V- Pela análise de todo o conjunto probatório dos autos, o requisito da hipossuficiência encontra-
se demonstrado no presente feito. O estudo social revela que a demandante de 55 anos reside
com a neta Ane Carolyne de 7 anos, em casa própria, construída em alvenaria, recebida em
doação pelos 4 filhos após o divórcio da requerente, com reserva de usufruto, imóvel antigo, em
péssimas condições de conservação, composta por 3 dormitórios, sala, cozinha e banheiro,
guarnecida por móveis também em péssimas condições de uso. Os filhos não apresentam
condições de auxiliá-la, vez que todos constituíram família e também enfrentam dificuldades
financeiras. Recebe bolsa família no valor de R$ 39,00. A renda mensal familiar é proveniente
unicamente da pensão alimentícia recebida pela neta, no valor de R$ 300,00. Adquire
mensalmente medicamento, no valor de R$ 28,00, sendo que os demais são fornecidos pela rede
pública de saúde. Os gastos mensais fixos não foram informados. A família é acompanhada pelo
Centro de Referência da Assistência Social – CRAS, recebendo eventualmente cesta básica,
quando necessário.
VI- Consoante jurisprudência pacífica do C. Superior Tribunal de Justiça, as questões referentes à
correção monetária e juros moratórios são matérias de ordem pública, passíveis de apreciação
até mesmo de ofício.
VII- A correção monetária deve incidir desde a data do vencimento de cada prestação e os juros
moratórios a partir da citação, momento da constituição do réu em mora. Com relação aos índices
de atualização monetária, devem ser observados os posicionamentos firmados na Repercussão
Geral no Recurso Extraordinário nº 870.947 (Tema 810) e no Recurso Especial Repetitivo nº
1.492.221 (Tema 905), adotando-se, dessa forma, o IPCA-E nos processos relativos a benefício
assistencial e o INPC nos feitos previdenciários.

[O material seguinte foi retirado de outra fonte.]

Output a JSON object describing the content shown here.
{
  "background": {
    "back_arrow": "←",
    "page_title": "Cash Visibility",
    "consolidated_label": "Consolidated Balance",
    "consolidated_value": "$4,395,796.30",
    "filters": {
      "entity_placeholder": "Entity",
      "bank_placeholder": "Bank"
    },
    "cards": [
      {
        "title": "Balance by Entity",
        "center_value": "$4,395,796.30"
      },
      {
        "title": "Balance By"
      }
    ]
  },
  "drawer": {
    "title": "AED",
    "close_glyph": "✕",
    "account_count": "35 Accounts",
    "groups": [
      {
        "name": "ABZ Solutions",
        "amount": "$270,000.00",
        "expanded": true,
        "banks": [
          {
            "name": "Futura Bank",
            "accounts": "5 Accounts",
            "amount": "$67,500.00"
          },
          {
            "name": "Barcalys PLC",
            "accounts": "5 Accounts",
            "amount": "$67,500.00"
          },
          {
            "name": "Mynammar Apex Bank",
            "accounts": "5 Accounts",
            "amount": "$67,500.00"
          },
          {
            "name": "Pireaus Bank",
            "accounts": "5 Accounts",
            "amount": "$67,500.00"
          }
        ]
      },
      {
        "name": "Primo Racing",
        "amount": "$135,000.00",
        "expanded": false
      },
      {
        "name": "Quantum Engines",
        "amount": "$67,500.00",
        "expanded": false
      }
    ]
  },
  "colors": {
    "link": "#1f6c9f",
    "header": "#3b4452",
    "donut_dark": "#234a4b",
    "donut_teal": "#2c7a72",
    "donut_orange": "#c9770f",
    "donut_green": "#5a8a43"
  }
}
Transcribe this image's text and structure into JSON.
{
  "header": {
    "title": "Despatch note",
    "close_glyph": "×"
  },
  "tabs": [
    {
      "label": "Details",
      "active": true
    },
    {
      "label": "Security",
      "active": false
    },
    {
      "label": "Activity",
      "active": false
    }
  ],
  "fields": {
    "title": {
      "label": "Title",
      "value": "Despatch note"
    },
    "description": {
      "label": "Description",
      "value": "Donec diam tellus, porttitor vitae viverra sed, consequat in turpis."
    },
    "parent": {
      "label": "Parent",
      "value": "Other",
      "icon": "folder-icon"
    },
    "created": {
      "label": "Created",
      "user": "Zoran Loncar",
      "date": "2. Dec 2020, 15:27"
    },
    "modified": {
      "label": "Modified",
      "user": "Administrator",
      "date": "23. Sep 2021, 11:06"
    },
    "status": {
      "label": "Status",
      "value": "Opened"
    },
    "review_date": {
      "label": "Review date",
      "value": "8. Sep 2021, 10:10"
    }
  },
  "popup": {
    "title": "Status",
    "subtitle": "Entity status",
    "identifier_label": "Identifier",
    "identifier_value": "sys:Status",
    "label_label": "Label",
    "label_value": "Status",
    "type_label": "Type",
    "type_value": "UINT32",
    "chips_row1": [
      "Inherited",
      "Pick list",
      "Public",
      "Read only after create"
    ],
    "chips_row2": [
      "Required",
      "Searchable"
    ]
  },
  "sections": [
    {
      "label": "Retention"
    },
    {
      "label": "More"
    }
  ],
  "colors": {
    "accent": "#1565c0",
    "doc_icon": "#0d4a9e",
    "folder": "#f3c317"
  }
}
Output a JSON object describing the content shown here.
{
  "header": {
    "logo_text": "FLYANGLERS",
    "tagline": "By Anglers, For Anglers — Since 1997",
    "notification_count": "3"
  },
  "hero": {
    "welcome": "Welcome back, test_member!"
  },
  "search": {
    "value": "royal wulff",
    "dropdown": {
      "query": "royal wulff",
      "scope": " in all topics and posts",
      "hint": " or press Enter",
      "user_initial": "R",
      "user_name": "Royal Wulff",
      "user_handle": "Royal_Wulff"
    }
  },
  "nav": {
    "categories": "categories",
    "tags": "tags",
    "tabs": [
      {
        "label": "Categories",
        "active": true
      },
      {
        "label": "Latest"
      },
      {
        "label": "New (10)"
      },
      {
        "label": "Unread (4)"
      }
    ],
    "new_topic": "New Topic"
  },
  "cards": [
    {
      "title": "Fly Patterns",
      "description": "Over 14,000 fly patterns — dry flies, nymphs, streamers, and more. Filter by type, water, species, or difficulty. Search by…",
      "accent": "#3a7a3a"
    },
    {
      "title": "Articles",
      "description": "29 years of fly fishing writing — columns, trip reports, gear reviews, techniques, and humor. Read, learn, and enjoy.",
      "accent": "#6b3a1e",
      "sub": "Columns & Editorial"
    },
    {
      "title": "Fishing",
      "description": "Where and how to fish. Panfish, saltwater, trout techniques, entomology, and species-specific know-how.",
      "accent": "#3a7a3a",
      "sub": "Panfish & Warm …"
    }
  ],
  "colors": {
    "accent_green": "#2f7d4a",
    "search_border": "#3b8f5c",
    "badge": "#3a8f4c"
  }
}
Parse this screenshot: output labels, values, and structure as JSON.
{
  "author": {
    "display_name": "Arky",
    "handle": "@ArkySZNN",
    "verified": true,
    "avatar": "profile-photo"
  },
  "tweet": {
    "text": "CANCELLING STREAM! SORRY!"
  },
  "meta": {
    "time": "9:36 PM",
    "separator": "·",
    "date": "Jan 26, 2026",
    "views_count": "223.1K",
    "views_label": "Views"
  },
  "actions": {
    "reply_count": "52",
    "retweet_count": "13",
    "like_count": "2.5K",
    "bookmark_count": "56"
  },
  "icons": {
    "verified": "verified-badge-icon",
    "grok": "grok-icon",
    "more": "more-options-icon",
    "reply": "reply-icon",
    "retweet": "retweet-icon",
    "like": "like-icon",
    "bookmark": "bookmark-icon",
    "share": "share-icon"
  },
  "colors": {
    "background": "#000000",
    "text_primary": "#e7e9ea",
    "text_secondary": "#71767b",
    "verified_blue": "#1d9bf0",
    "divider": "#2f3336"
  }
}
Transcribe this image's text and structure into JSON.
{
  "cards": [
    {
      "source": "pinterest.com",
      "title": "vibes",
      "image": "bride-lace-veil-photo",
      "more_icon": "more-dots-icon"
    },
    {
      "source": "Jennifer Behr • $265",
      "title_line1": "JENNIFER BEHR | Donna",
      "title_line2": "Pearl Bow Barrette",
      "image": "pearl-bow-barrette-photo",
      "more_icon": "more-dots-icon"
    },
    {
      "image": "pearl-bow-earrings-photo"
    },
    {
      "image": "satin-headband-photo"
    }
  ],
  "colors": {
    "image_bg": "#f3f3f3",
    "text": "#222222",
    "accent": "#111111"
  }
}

VIII- Deve ser mantida a antecipação dos efeitos do provimento jurisdicional final, já sob a novel
figura da tutela de urgência, uma vez que evidenciado nos presentes autos o preenchimento dos
requisitos do art. 300, do CPC/15.
IX- Apelação do INSS parcialmente conhecida, e nessa parte, matéria preliminar rejeitada. No
mérito, apelação improvida.
ACÓRDÃO
Vistos e relatados estes autos em que são partes as acima indicadas, a Oitava Turma, por
unanimidade, decidiu não conhecer de parte da apelação do INSS e, na parte conhecida, rejeitar-
lhe a matéria preliminar e, no mérito, negar-lhe provimento, nos termos do relatório e voto que
ficam fazendo parte integrante do presente julgado.